Era um músico de todos os instrumentos: aquele que faltasse na orquestra, ele tocava. Mas a composição foi seu legado mais grandioso. Em especial para vozes conjuntas - para coro. Mahle tinha uma predileção por musicar canções - um distinto compositor de lieder não alemão (apesar da contradição): Cecília Meireles, Jaime Ovale, Manuel Bandeira, Carlos Drummond de Andrade e tantos outros poetas viraram canções de Mahle. As óperas são, sem dúvida, legado mais significativo, e ele compôs cinco: Marroquinhas Fru Fru, A Moreninha, O Garatuja, Isaura e Inocência (esta última inacabada).

Como tive a honra de escrever o libreto das suas duas últimas óperas, Mahle me chamou à sua casa para que eu lhe mostrasse onde obter (nesse mundo desconhecido chamado internet) os cantos dos pássaros citados no libreto de Innocência. Ele queria reproduzir nos instrumentos da orquestra o som de cada pássaro. Fomos ouvindo uma um pelo «wikiaves». Ele ouvia e dizia «já sei como fazer» e assoviava. Compunha com a familiaridade de quem escreve uma carta.
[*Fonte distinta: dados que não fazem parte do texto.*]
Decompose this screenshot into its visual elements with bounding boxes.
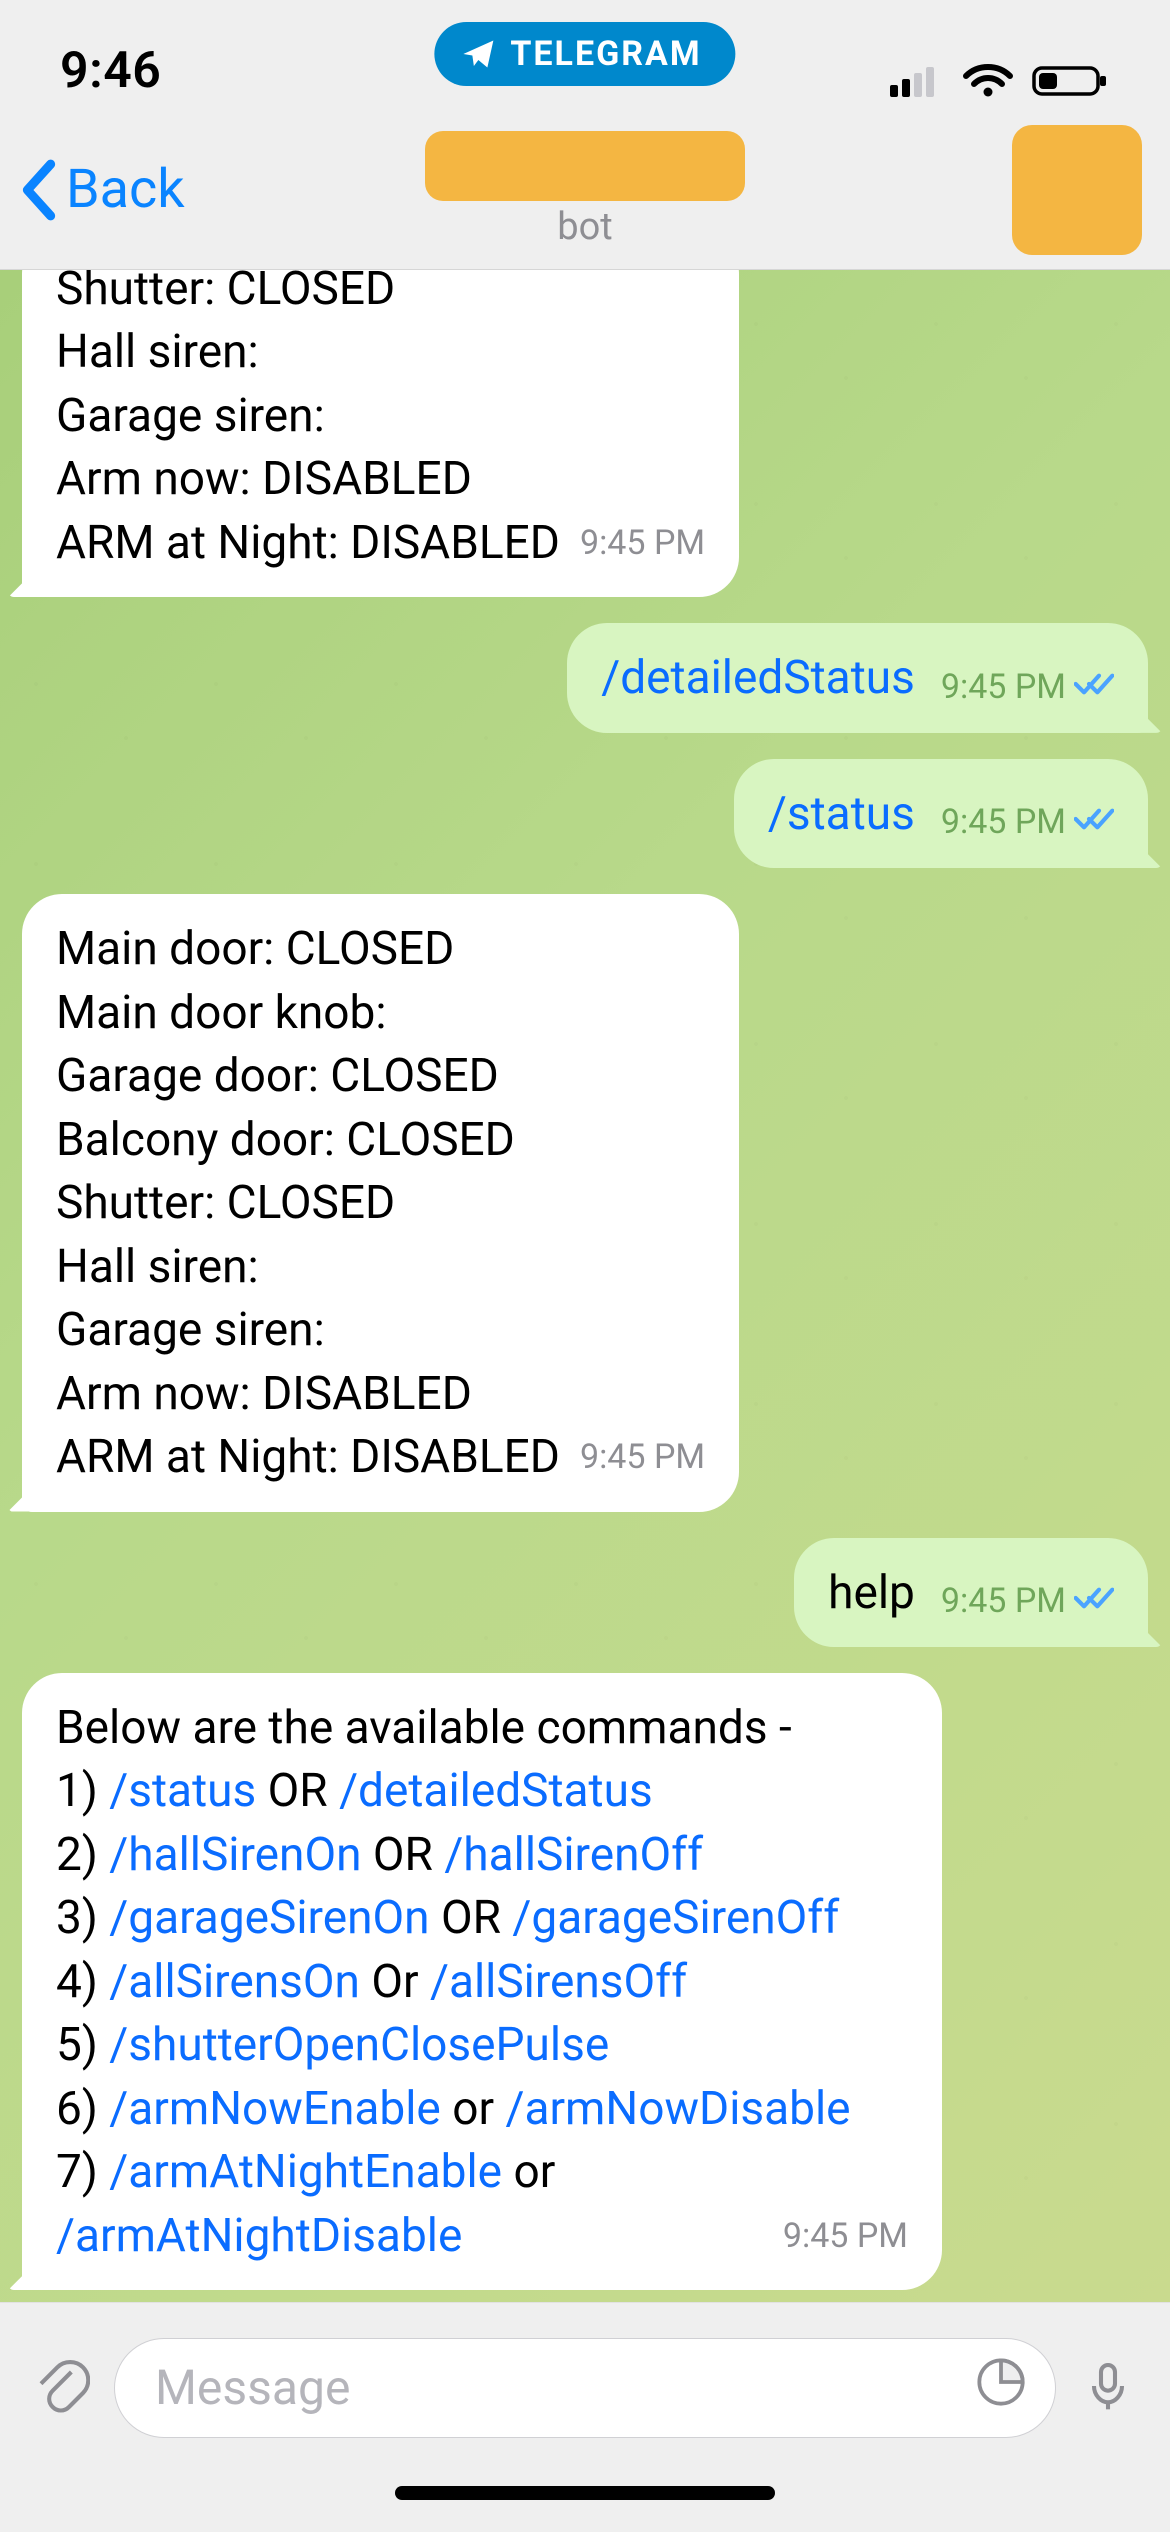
cellular-icon	[890, 63, 944, 99]
chat-header: Back bot	[0, 110, 1170, 270]
message-text: help	[828, 1562, 915, 1625]
command-link[interactable]: /garageSirenOff	[512, 1891, 839, 1945]
message-line: Hall siren:	[56, 1236, 705, 1299]
back-button[interactable]: Back	[18, 158, 185, 221]
chat-title-area[interactable]: bot	[425, 131, 745, 249]
status-time: 9:46	[60, 42, 161, 100]
home-indicator-area	[0, 2472, 1170, 2532]
command-link[interactable]: /garageSirenOn	[109, 1891, 429, 1945]
chat-scroll[interactable]: Shutter: CLOSED Hall siren: Garage siren…	[0, 270, 1170, 2302]
status-bar: 9:46 TELEGRAM	[0, 0, 1170, 110]
command-link[interactable]: /allSirensOff	[430, 1955, 687, 2009]
message-line: Garage door: CLOSED	[56, 1045, 705, 1108]
command-link[interactable]: /detailedStatus	[601, 647, 915, 710]
sticker-icon	[975, 2356, 1027, 2408]
sticker-button[interactable]	[975, 2356, 1027, 2420]
command-link[interactable]: /hallSirenOff	[444, 1828, 703, 1882]
command-link[interactable]: /detailedStatus	[339, 1764, 653, 1818]
command-link[interactable]: /status	[768, 783, 915, 846]
row-index: 7)	[56, 2145, 109, 2199]
mic-button[interactable]	[1080, 2358, 1136, 2418]
command-link[interactable]: /shutterOpenClosePulse	[109, 2018, 609, 2072]
pill-label: TELEGRAM	[510, 34, 701, 74]
message-incoming[interactable]: Below are the available commands - 1) /s…	[22, 1673, 942, 2290]
placeholder: Message	[155, 2359, 350, 2416]
message-incoming[interactable]: Main door: CLOSED Main door knob: Garage…	[22, 894, 739, 1511]
paper-plane-icon	[460, 36, 496, 72]
avatar-redacted	[1012, 125, 1142, 255]
row-index: 5)	[56, 2018, 109, 2072]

Todas as manhãs, religiosamente, de seu computador (usando na época o software «Sibelius») saiam as partituras prontas, sem correções. Um grande amigo violista se casou com uma flautista, lá estava Mahle compondo para eles um exótico dueto para flauta e viola. Um aluno de tuba estava indo muito bem no instrumento, mas não tinha o que tocar (porque todos os compositores esqueceram-se da tuba como instrumento solo). E Mahle fazia-lhe um Concertino.

Seus Concertinos eram curtos e duravam a execução de 5 ou 7 minutos, seus Concertos ou Sinfonias, um pouco mais longos podiam chegar a 15 ou 17 minutos. Nada devia ser muito demorado. A exceção dessa regra eram seus corais e suas óperas. Ainda assim, não podiam ar de 2h para não ficarem cansativos ao público. Sua ópera «Isaura» foi a última que pôde assistir em vida, graças à generosidade de Marcelo Cançado, enquanto Presidente da Acipi, que não mediu esforços para que a estreia acontecesse no auditório da Acipi. Mahle sempre foi deixado à parte pelo Poder Público, sem exceções (talvez porque sua música não desse votos eleitorais?), mas muitos foram aqueles que o ajudaram. Com seu jeito comedido e tímido, ele sempre cativava aqueles que o cercavam.

Sua música foi objeto de teses e mais teses acadêmicas, muitas delas, fora do Brasil.  Em 2010, um grupo robusto de ex-alunos liderados pelo professor Almir de Souza Maia, criou a Associação Amigos Mahle, com o objetivo de zelar e preservar pelo seu legado composicional. Já somam mais de 2 mil composições. Músicos do mundo inteiro am a Associação Mahle para obter partituras, as quais são enviadas gentilmente, sem cobrança de qualquer direito autoral. A música de Mahle já foi para o CD, para o vídeo, para a televisão e agora está até no Spotify. Vá lá procurar pela Suite Nordestina, pelos Duetos Modais ou pelo belíssimo Concertino para viola de cocho. Ouça. Conheça. Encante-se. Talvez não dê aqueles votos para a próxima eleição municipal, mas lhe dará uma satisfação pessoal impagável.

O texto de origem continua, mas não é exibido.